Als we haar land- en generatiegenoot Margaret Atwood als graadmeter nemen van de mate van beroemdheid die ook een Canadese schrijver kan bereiken, dan kan ik twee redenen bedenken waarom Alice Munro wél al jarenlang een gedoodverfde Nobelprijs-kandidaat is en een indrukwekkende hoeveelheid prestigieuze literaire prijzen in de wacht heeft gesleept, maar toch een relatief onbekende figuur is gebleven die geen enkele bestseller op haar naam heeft staan. Allereerst schrijft ze «slechts» verhalen, en geen romans. Daarnaast heeft ze een nogal teruggetrokken levensstijl, letterlijk op het platteland van Huron County, gericht op het schrijven an sich en niet op de franje eromheen.
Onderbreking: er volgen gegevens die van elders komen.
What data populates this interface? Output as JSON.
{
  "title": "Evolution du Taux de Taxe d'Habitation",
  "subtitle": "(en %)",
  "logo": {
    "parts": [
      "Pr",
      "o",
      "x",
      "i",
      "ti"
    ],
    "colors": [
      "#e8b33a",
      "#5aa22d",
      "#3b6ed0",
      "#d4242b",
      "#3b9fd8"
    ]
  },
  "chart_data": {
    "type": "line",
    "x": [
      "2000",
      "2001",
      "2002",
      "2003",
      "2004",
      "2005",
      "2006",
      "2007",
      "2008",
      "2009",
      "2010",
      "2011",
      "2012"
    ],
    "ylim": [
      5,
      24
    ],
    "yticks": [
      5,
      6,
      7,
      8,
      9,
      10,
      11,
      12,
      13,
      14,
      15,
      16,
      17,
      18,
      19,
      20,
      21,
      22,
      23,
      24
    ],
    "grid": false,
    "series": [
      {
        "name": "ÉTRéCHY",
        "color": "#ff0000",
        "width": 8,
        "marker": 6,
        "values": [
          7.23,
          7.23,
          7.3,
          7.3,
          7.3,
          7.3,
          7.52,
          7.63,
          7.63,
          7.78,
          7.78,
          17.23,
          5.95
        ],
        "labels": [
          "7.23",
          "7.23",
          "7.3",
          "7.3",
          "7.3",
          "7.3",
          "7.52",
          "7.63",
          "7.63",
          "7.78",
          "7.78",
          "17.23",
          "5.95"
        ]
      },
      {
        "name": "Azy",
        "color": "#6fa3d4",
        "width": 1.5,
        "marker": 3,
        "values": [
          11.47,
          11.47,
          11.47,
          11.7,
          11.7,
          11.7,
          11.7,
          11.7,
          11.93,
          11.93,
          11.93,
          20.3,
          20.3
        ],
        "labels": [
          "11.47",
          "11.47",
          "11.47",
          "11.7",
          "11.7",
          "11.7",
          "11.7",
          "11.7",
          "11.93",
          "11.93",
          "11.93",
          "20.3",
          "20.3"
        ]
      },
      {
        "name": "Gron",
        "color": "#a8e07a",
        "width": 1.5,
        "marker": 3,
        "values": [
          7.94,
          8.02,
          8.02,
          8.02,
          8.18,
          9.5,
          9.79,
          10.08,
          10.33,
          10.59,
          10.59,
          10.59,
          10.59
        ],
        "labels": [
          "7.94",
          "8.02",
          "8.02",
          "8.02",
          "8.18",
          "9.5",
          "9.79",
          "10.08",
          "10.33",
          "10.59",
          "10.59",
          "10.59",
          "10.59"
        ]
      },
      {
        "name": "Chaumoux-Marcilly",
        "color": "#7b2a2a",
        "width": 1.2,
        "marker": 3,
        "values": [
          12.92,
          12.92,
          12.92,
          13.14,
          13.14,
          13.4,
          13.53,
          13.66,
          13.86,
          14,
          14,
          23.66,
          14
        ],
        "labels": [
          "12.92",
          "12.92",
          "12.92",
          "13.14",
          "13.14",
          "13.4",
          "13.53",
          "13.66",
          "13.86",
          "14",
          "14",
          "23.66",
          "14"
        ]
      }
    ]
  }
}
Ze is niet aangesloten bij een groep of tijdschrift, ze heeft zich nooit gewaagd aan essays of exegeses van eigen of andermans werk, maar is immer doende haar verhaaltechniek te vervolmaken. Met als gevolg dat sinds de publicatie van haar eerste bundel, Dance of the Happy Shades (1968) haar verhalenbundels met een ijzeren regelmaat blijven verschijnen, met als meest recente Runaway (2005), dit jaar in Nederlandse vertaling verschenen als Stilte.
De biografie die vorig jaar over haar verscheen van de Canadese professor Robert Thacker (Alice Munro: Writing Her Lives) volgt nauwgezet Munro’s schrijversleven aan de hand van haar publicaties. Thacker mag doorgaan voor de academische autoriteit op Munro-gebied, een pakkende biografie haar waardig heeft hij niet weten te schrijven. Misschien een onmogelijke opdracht als het object van onderzoek nog over je schouder meekijkt, maar misschien ook het gevolg van de misvatting dat het belangrijkste wat er over haar werk te zeggen is, is hoe het geworteld is in de werkelijkheid, en hoe het ontvangen is. Vooral de minutieusheid waarmee de biograaf zich op al die recensies van Jan en alleman werpt, neemt gaapverwekkende proporties aan. En wat betreft de autobiografische achtergrond van haar werk: interessanter dan Munro’s eigen uitspraak hierover - «There is always a starting point in reality» - valt het eigenlijk niet te maken. Wat doet het ertoe of de kleine Alice in werkelijkheid bij tante Huppelepup of oom Zusenmezo ging logeren? Het gaat nu juist om de transformatie van het schijnbaar onooglijke of alledaagse in iets wat bijna licht geeft als Munro eroverheen is geweest. Voor een analyse van dat wonder zijn we bij Munro’s biograaf niet aan het goede adres.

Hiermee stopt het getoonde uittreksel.